何だか、肩透かしを食らったような気分だ。
「枯葉は確かに高校2年生かもしれないけど、私は死んだときの私、中学2年生の
紅葉谷真白のままなの。こんな体で生まれ変わっても約3年間の空白の時間を
嘘にすることは出来ない。確かに紅葉谷真白という人物は5月14日に死......」
「黙れっ!」
鋭い瞳と鋭い声、そして今にも壊れてしまいそうな表情の真白を見て俺は思わず
そう叫んでしまった。
「......ごめんなさい」
「いや、今のは俺が悪かった。すまん。でも取り敢えず今日はもう帰るぞ」
俺は強引に真白の腕を掴むと、そのまま連れて帰ろうとした。しかし、真白は
霊体化することで俺の手から逃れてしまった。俺の心に形容の出来ない焦りと
怒りが立ち込めてくる。
「何で、そんなにも私を帰らせたいの?」
真白が俺の目をじっと見て、聞いてきた。
「......此処に残ったら、お前が消えてしまいそうな気がする」
「え?」
「何でか分からないんだが、早く帰らないと......折角、再開できた大切な人が
また何処かに行ってしまいそうな気がするんだよ。
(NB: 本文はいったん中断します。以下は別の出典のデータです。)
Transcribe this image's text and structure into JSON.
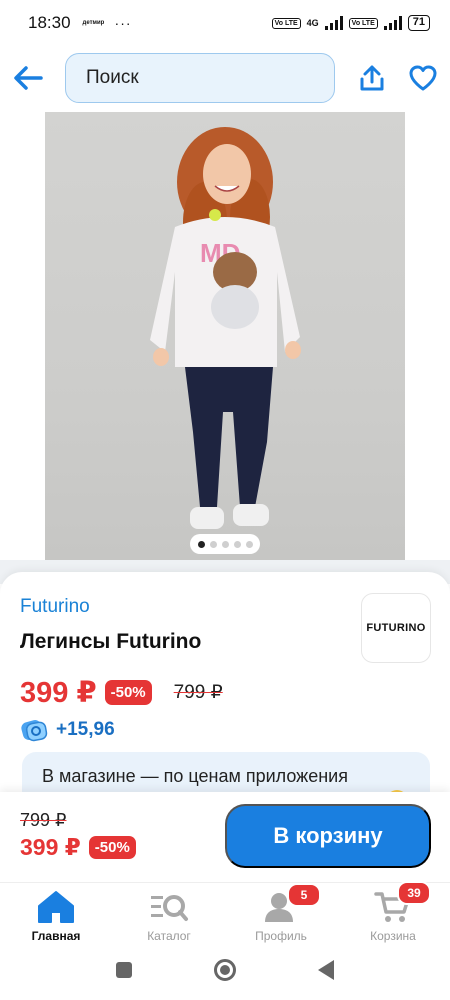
{
  "status_bar": {
    "time": "18:30",
    "mini_logo": "детмир",
    "dots": "···",
    "network": "4G",
    "volte_1": "Vo LTE",
    "volte_2": "Vo LTE",
    "battery": "71"
  },
  "header": {
    "search_placeholder": "Поиск",
    "back_icon": "arrow-left-icon",
    "share_icon": "share-icon",
    "favorite_icon": "heart-icon"
  },
  "gallery": {
    "page_count": 5,
    "active_page": 1
  },
  "product": {
    "brand": "Futurino",
    "brand_logo_text": "FUTURINO",
    "title": "Легинсы Futurino",
    "price": "399 ₽",
    "discount": "-50%",
    "old_price": "799 ₽",
    "bonus": "+15,96"
  },
  "promo": {
    "text": "В магазине — по ценам приложения"
  },
  "buy_bar": {
    "old_price": "799 ₽",
    "price": "399 ₽",
    "discount": "-50%",
    "cart_button": "В корзину"
  },
  "tabbar": {
    "items": [
      {
        "label": "Главная",
        "icon": "home-icon",
        "active": true
      },
      {
        "label": "Каталог",
        "icon": "catalog-search-icon",
        "active": false
      },
      {
        "label": "Профиль",
        "icon": "profile-icon",
        "active": false,
        "badge": "5"
      },
      {
        "label": "Корзина",
        "icon": "cart-icon",
        "active": false,
        "badge": "39"
      }
    ]
  },
  "colors": {
    "accent_blue": "#1a7fe0",
    "price_red": "#e53535",
    "search_bg": "#e8f3fc"
  }
}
そんなのはごめんだ」
何の根拠も無いのに、こんな焦燥感を感じるだなんて我ながら可笑しな感覚だと思う。
立て続けに非現実的なことが俺の身の回りで起こっているせいで俺の精神が壊れて
しまったのかもしれない。でも、彼女の言う通りにしたら必ず彼女を失うことになると
空に浮かぶ未完成の月が囁くのだ。
「ふふっ、そんなことあるわけ......」
「無いよな。分かってる。無いのが一番良いんだ。お前と別れるようなこと俺は
絶対にしたくないから。それを前提に頼む。俺の我が儘を聞いてくれないか?
それだけで俺の気持ちは楽になる」
俺の戯れ言を笑い飛ばす彼女に、俺は頭を下げてそう頼んだ。
「大丈夫」
すると、真白は俺の手をぎゅっと包み込み月のように綺麗な笑顔でそう言った。
「私はずっと枯葉と一緒に......は霊華さんが許してくれないかもしれないけど
私は生きるから。絶対に居なくなったりしないから。だから、安心して。
私はもう少し、此処に居たいの。駄目?」
そんなことを言われたら、断れないじゃないか。